Delayed Versus Immediate Overt Production

Converging results between waveform analyses and the spatio-temporal segmentation analysis indicate that immediate and delayed naming consistently diverge after 300 ms. Both, waveform and topographical differences appeared from around 300 ms until the end of the analysed time-period. Crucially, results indicated identical scalp topographies across immediate and delayed naming until 350 ms. The stable electric field configuration initiating around 230 ms in both tasks lasted longer in the delayed condition than in the immediate production, where it terminated around 350 ms. Only the last 100–150 ms of the analysed periods (corresponding to the 200 ms preceding articulation in the immediate production) were characterised by different topographical maps in the two tasks.

These results partially converge with those reported by Eulitz et al. (2000). In that study subjects had to produce a noun phrase (an adjective plus a noun) either in an overt production or in a covert (silent) production condition. These two conditions diverged after 400 ms post-stimulus onset. Taken together with ours, results indicate that overt production, covert production and delayed production might activate the same neuronal network during the first 350–400 ms following picture onset. The 50 ms difference between the two studies may be attributed to different tasks. Covert production may have more common processes with overt production than delayed production. Alternatively, the difference might be due to the different size of the produced utterance (single word versus two words). The earlier modulations on amplitudes in our study that did not appear in the study by Eulitz et al. may also be attributed to these differences across studies.

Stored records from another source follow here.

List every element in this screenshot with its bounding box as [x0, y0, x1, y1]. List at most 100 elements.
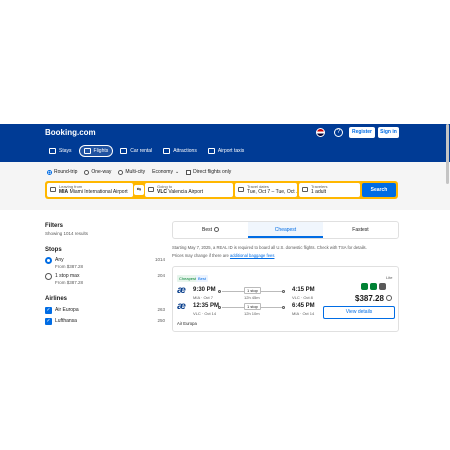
nav-flights-label: Flights — [93, 148, 109, 154]
dates-field[interactable]: Travel dates Tue, Oct 7 – Tue, Oct ... — [235, 183, 297, 197]
from-name: Miami International Airport — [69, 189, 128, 195]
airline-count: 263 — [157, 307, 165, 312]
airline-filter-air-europa[interactable]: ✓ Air Europa 263 — [45, 307, 165, 315]
baggage-icons — [361, 283, 386, 290]
airline-count: 250 — [157, 318, 165, 323]
nav-car-rental-label: Car rental — [130, 148, 153, 154]
search-button[interactable]: Search — [362, 183, 396, 197]
trip-multi-city-label: Multi-city — [125, 169, 146, 175]
trip-one-way[interactable]: One-way — [84, 169, 111, 175]
trip-round-trip[interactable]: Round-trip — [47, 169, 77, 175]
tab-cheapest-label: Cheapest — [274, 227, 297, 233]
tab-best[interactable]: Best — [173, 222, 248, 238]
results-count: Showing 1014 results — [45, 231, 89, 236]
nav-flights[interactable]: Flights — [78, 145, 114, 157]
price-info-icon[interactable] — [386, 295, 392, 301]
tab-best-label: Best — [201, 227, 212, 233]
stop-option-any[interactable]: Any 1014 From $387.28 — [45, 257, 165, 269]
trip-one-way-label: One-way — [91, 169, 112, 175]
register-button[interactable]: Register — [349, 127, 375, 138]
airline-filter-lufthansa[interactable]: ✓ Lufthansa 250 — [45, 318, 165, 326]
from-field[interactable]: Leaving from MIA Miami International Air… — [47, 183, 133, 197]
outbound-arrive-time: 4:15 PM — [292, 287, 315, 293]
air-europa-logo-icon: æ — [177, 301, 186, 312]
real-id-notice: Starting May 7, 2025, a REAL ID is requi… — [172, 245, 367, 250]
view-details-button[interactable]: View details — [323, 306, 395, 319]
plane-takeoff-icon — [50, 187, 56, 192]
checked-bag-icon — [379, 283, 386, 290]
direct-flights-toggle[interactable]: Direct flights only — [186, 169, 231, 175]
outbound-depart-sub: MIA · Oct 7 — [193, 295, 214, 300]
stop-count: 1014 — [154, 257, 165, 262]
main-nav: Stays Flights Car rental Attractions Air… — [45, 145, 248, 157]
plane-icon — [83, 148, 91, 154]
travelers-field[interactable]: Travelers 1 adult — [299, 183, 360, 197]
return-arrive-sub: MIA · Oct 14 — [292, 311, 315, 316]
nav-car-rental[interactable]: Car rental — [116, 145, 156, 157]
tab-fastest[interactable]: Fastest — [323, 222, 398, 238]
trip-multi-city[interactable]: Multi-city — [118, 169, 145, 175]
nav-attractions-label: Attractions — [173, 148, 197, 154]
cabin-class-select[interactable]: Economy ⌄ — [152, 169, 179, 175]
baggage-notice-text: Prices may change if there are — [172, 253, 229, 258]
attractions-icon — [163, 148, 171, 154]
page: Booking.com ? Register Sign in Stays Fli… — [0, 0, 450, 450]
nav-airport-taxis-label: Airport taxis — [217, 148, 245, 154]
trip-options: Round-trip One-way Multi-city Economy ⌄ … — [47, 169, 231, 175]
tab-fastest-label: Fastest — [352, 227, 369, 233]
outbound-depart-time: 9:30 PM — [193, 287, 216, 293]
from-code: MIA — [59, 189, 69, 195]
cabin-class-value: Economy — [152, 169, 173, 175]
calendar-icon — [238, 187, 244, 192]
outbound-stops: 1 stop — [244, 287, 261, 294]
nav-stays[interactable]: Stays — [45, 145, 76, 157]
destination-dot-icon — [282, 290, 285, 293]
help-icon[interactable]: ? — [334, 128, 343, 137]
personal-item-icon — [361, 283, 368, 290]
tab-cheapest[interactable]: Cheapest — [248, 222, 323, 238]
stop-from-price: From $387.28 — [55, 280, 84, 285]
nav-airport-taxis[interactable]: Airport taxis — [204, 145, 248, 157]
direct-flights-label: Direct flights only — [193, 169, 232, 175]
scrollbar[interactable] — [446, 124, 449, 184]
to-code: VLC — [157, 189, 167, 195]
flight-price: $387.28 — [355, 294, 384, 303]
air-europa-logo-icon: æ — [177, 285, 186, 296]
return-duration: 12h 10m — [244, 311, 260, 316]
return-depart-time: 12:35 PM — [193, 303, 220, 309]
from-value: MIA Miami International Airport — [59, 189, 133, 195]
to-field[interactable]: Going to VLC Valencia Airport — [145, 183, 233, 197]
checkbox-checked-icon: ✓ — [45, 318, 52, 325]
chevron-down-icon: ⌄ — [174, 169, 180, 175]
nav-stays-label: Stays — [59, 148, 72, 154]
outbound-arrive-sub: VLC · Oct 8 — [292, 295, 313, 300]
person-icon — [302, 187, 308, 192]
badge-cheapest: Cheapest — [177, 275, 199, 282]
badge-best: Best — [196, 275, 209, 282]
nav-attractions[interactable]: Attractions — [159, 145, 201, 157]
checkbox-checked-icon: ✓ — [45, 307, 52, 314]
flag-icon[interactable] — [316, 128, 325, 137]
radio-icon — [84, 169, 90, 175]
sign-in-button[interactable]: Sign in — [378, 127, 399, 138]
booking-logo[interactable]: Booking.com — [45, 128, 96, 137]
stops-title: Stops — [45, 247, 62, 253]
origin-dot-icon — [218, 306, 221, 309]
to-name: Valencia Airport — [168, 189, 204, 195]
trip-round-trip-label: Round-trip — [54, 169, 78, 175]
radio-selected-icon — [45, 257, 52, 264]
radio-selected-icon — [47, 169, 52, 175]
checkbox-icon — [186, 169, 192, 175]
filters-title: Filters — [45, 223, 64, 229]
airlines-title: Airlines — [45, 296, 68, 302]
plane-landing-icon — [148, 187, 154, 192]
info-icon[interactable] — [214, 227, 219, 233]
swap-button[interactable]: ⇆ — [134, 185, 144, 195]
stop-option-1-stop[interactable]: 1 stop max 204 From $387.28 — [45, 273, 165, 285]
car-icon — [120, 148, 128, 154]
travelers-value: 1 adult — [311, 189, 327, 195]
fare-type: Lite — [386, 275, 393, 280]
radio-icon — [118, 169, 124, 175]
baggage-fees-link[interactable]: additional baggage fees — [230, 253, 274, 258]
outbound-duration: 12h 45m — [244, 295, 260, 300]
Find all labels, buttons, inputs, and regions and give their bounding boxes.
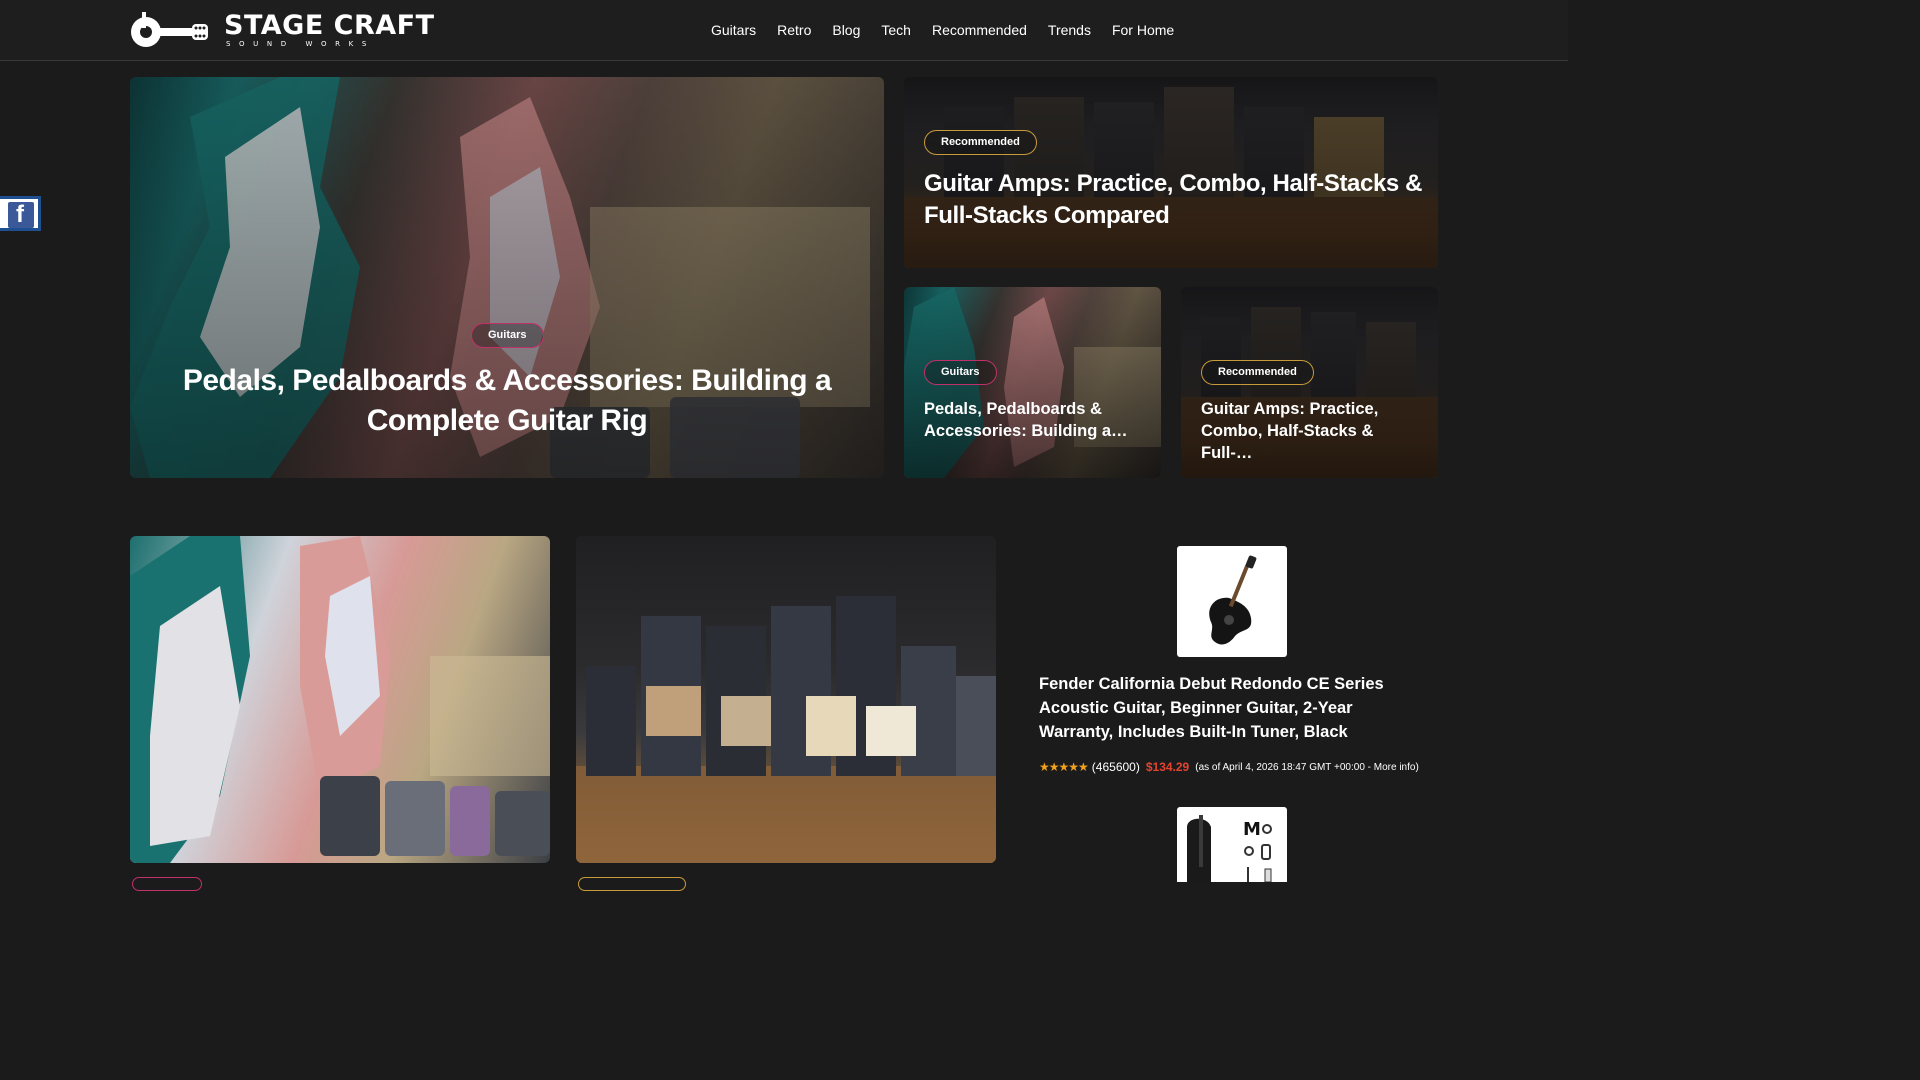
site-header: STAGE CRAFT SOUND WORKS Guitars Retro Bl… xyxy=(0,0,1568,61)
post-category-badge-pink[interactable] xyxy=(132,877,202,891)
facebook-glyph: f xyxy=(16,201,24,228)
guitar-kit-icon: M xyxy=(1187,815,1272,883)
nav-trends[interactable]: Trends xyxy=(1048,21,1091,39)
pedals-photo xyxy=(130,536,550,863)
nav-tech[interactable]: Tech xyxy=(881,21,911,39)
post-image-amps[interactable] xyxy=(576,536,996,863)
facebook-share-button[interactable]: f xyxy=(0,196,41,231)
amps-photo-large xyxy=(576,596,996,863)
hero-small-right-card[interactable]: Recommended Guitar Amps: Practice, Combo… xyxy=(1181,287,1438,478)
hero-top-right-category-badge[interactable]: Recommended xyxy=(924,130,1037,155)
site-logo[interactable]: STAGE CRAFT SOUND WORKS xyxy=(130,10,435,50)
post-category-badge-gold[interactable] xyxy=(578,877,686,891)
svg-text:M: M xyxy=(1243,819,1261,840)
hero-small-right-category-badge[interactable]: Recommended xyxy=(1201,360,1314,385)
facebook-icon: f xyxy=(8,201,34,228)
nav-for-home[interactable]: For Home xyxy=(1112,21,1174,39)
star-rating-icon: ★★★★★ xyxy=(1039,760,1089,774)
hero-main-category-badge[interactable]: Guitars xyxy=(471,323,544,348)
review-count: (465600) xyxy=(1091,760,1140,774)
product-rating-row: ★★★★★ (465600) $134.29 (as of April 4, 2… xyxy=(1039,760,1419,774)
main-nav: Guitars Retro Blog Tech Recommended Tren… xyxy=(711,21,1195,39)
hero-top-right-card[interactable]: Recommended Guitar Amps: Practice, Combo… xyxy=(904,77,1438,268)
hero-top-right-title[interactable]: Guitar Amps: Practice, Combo, Half-Stack… xyxy=(924,168,1424,232)
hero-small-left-title[interactable]: Pedals, Pedalboards & Accessories: Build… xyxy=(924,398,1146,442)
nav-retro[interactable]: Retro xyxy=(777,21,811,39)
guitar-logo-icon xyxy=(131,12,208,47)
product-price: $134.29 xyxy=(1145,760,1190,774)
nav-guitars[interactable]: Guitars xyxy=(711,21,756,39)
hero-small-right-title[interactable]: Guitar Amps: Practice, Combo, Half-Stack… xyxy=(1201,398,1423,464)
hero-main-title[interactable]: Pedals, Pedalboards & Accessories: Build… xyxy=(170,361,844,441)
product-image-guitar-kit[interactable]: M xyxy=(1177,807,1287,883)
product-image-acoustic-guitar[interactable] xyxy=(1177,546,1287,657)
nav-blog[interactable]: Blog xyxy=(832,21,860,39)
post-image-pedals[interactable] xyxy=(130,536,550,863)
product-title[interactable]: Fender California Debut Redondo CE Serie… xyxy=(1039,672,1431,744)
price-as-of-note[interactable]: (as of April 4, 2026 18:47 GMT +00:00 - … xyxy=(1195,762,1419,773)
logo-subtitle: SOUND WORKS xyxy=(226,39,375,48)
hero-small-left-category-badge[interactable]: Guitars xyxy=(924,360,997,385)
logo-title: STAGE CRAFT xyxy=(224,9,435,41)
hero-main-card[interactable]: Guitars Pedals, Pedalboards & Accessorie… xyxy=(130,77,884,478)
nav-recommended[interactable]: Recommended xyxy=(932,21,1027,39)
hero-small-left-card[interactable]: Guitars Pedals, Pedalboards & Accessorie… xyxy=(904,287,1161,478)
acoustic-guitar-icon xyxy=(1209,555,1257,645)
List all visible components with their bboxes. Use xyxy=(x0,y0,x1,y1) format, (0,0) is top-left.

Based on the estimations from previous studies on single word production (see the Introduction), the common time-window between delayed and immediate production corresponds at least to the processes preceding phonological encoding (visual-conceptual processes and lemma encoding) and it falls within the beginning of lexical-phonological encoding (estimated to start around 270 ms). It seems therefore that subjects do start to encode the word form in a delayed production task, but that this process takes longer or is not completed when they are instructed to produce the word after a short delay. These results also indicate that in studies using delayed production encoding processes have been captured until the beginning of phonological encoding. Therefore, only immediate production with stimulus- and response-aligned ERPs allows to track the whole phonological and phonetic encoding processes on real-time.

Conclusion

Considering stimulus-aligned and response-aligned ERPs in the immediate naming condition allowed us to analyze which periods of stable scalp topographies are modulated by AoA and lead to longer RT in one condition relative to the other. The joint waveform and topographical analysis revealed that AoA modulated both, amplitudes and duration of stable scalp topography in a time-window corresponding to phonological encoding. The stable topographical map starting around 350 ms after stimulus presentation lasted around 30 ms longer for late-acquired than for early-acquired words, which corresponded to the differences reported in production latencies. These results seem to support a phonological encoding locus for main AoA effects. In addition, the comparison between immediate and delayed conditions indicates that phonological encoding processes are not entirely captured with delayed production paradigms, neither with immediate production analyses limited to stimulus-aligned ERPs. As a consequence, immediate production paradigms with response- and stimulus-aligned ERPs should be preferred to analyse real-time phonological and phonetic encoding processes.